To my north, Greg Owens with the Avery Team reporting from Rochester, Minnesota on December 18 says, “We have a good number of new geese in town. Almost all of the roost ponds are still ice-free, so these birds should stick around for a while.” Unfortunately, Rochester’s high temperatures are only supposed to be in the teens for several days following Christmas. That said, if there’s open water to be had, the birds will find it. And as long as there’s little snow, they should stay. Maybe.
In north-central Missouri, Tony Vandemore’s crew at Habitat Flats continues to do well on big ducks and should continue to until their season ends on Christmas Day. Then it’s on to dark geese until they start setting spreads for spring snows toward the end of February or the first week of March, depending on the weather down South. No rest for the wicked--and those boys are as bad as they come.
Randy Ryals, another member of the Avery Team, reports from Tennessee’s Reelfoot Lake that the “lake levels are way down, and many blinds in the woods cannot be reached by boat.” Ryals continues reports that “not much has come down in the last two weeks, and we really need a push from the north in order to bring us some new birds.” Mallards, grey ducks, and some greenwings are making up the bulk of what Ryals and his buddies are hanging on the straps.

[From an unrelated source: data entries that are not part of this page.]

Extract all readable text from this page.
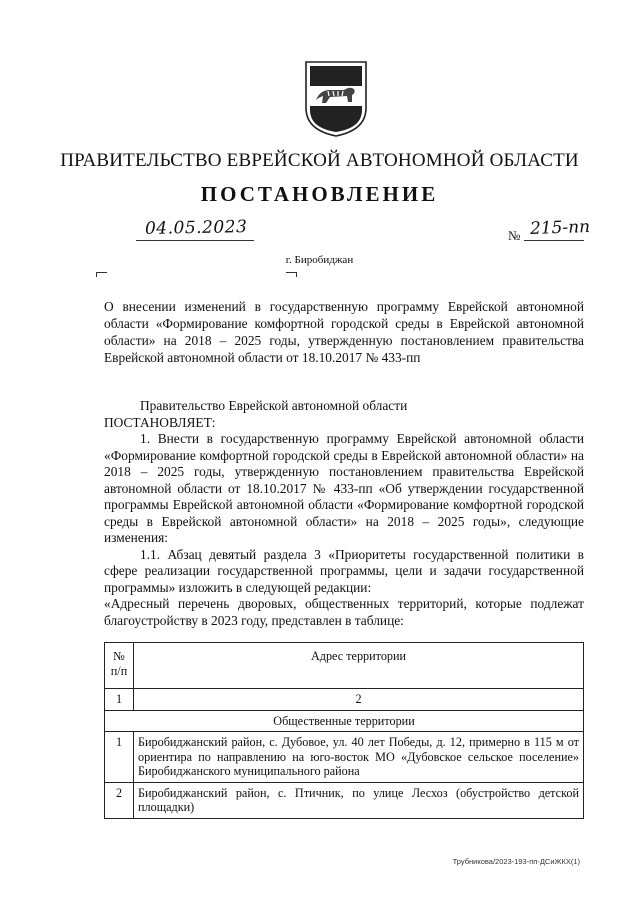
ПРАВИТЕЛЬСТВО ЕВРЕЙСКОЙ АВТОНОМНОЙ ОБЛАСТИ
ПОСТАНОВЛЕНИЕ
04.05.2023	№ 215-пп
г. Биробиджан
О внесении изменений в государственную программу Еврейской автономной области «Формирование комфортной городской среды в Еврейской автономной области» на 2018 – 2025 годы, утвержденную постановлением правительства Еврейской автономной области от 18.10.2017 № 433-пп

Правительство Еврейской автономной области

ПОСТАНОВЛЯЕТ:

1. Внести в государственную программу Еврейской автономной области «Формирование комфортной городской среды в Еврейской автономной области» на 2018 – 2025 годы, утвержденную постановлением правительства Еврейской автономной области от 18.10.2017 № 433-пп «Об утверждении государственной программы Еврейской автономной области «Формирование комфортной городской среды в Еврейской автономной области» на 2018 – 2025 годы», следующие изменения:

1.1. Абзац девятый раздела 3 «Приоритеты государственной политики в сфере реализации государственной программы, цели и задачи государственной программы» изложить в следующей редакции:

«Адресный перечень дворовых, общественных территорий, которые подлежат благоустройству в 2023 году, представлен в таблице:

№ п/п	Адрес территории
1	2
Общественные территории	
1	Биробиджанский район, с. Дубовое, ул. 40 лет Победы, д. 12, примерно в 115 м от ориентира по направлению на юго-восток МО «Дубовское сельское поселение» Биробиджанского муниципального района
2	Биробиджанский район, с. Птичник, по улице Лесхоз (обустройство детской площадки)
Трубникова/2023-193-пп-ДСиЖКХ(1)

John “Gordo” Gordon of Memphis, Arkansas—but who hunts over around Harrisburg—likewise speaks of some mallards, gadwalls, spoonbills, and pintails, plus plenty of whites and specklebellies to go around. “Not much has happened recently,” Gordo writes. “The recent fronts from the northwest didn’t really bring many birds into the area. I’d say it’s fair to slow right now. What birds we have are beginning to shy away from the pit blinds in the fields. It’s best if you scout hard, and try to locate pockets of birds in the corners where you can hide layout blinds.”
Finally, Jay Hayter from El Dorado, Arkansas, says “the sheet water in the rice and beans is holding birds right now. Good number of mallards, with fair numbers of gadwalls and woodies around. We do need that Arctic push to bring the birds down, but on sunny days, guys have been having good success.”
Not to worry, Mister Jay. You’ve got quite the Arctic push sweeping across the states directly above you even as I write this. You ought to be seeing something soon. Very soon.
To all you ’fowlers still trudging into the darkness each morning, best of luck to you. And above all, have a safe and merry of Christmas.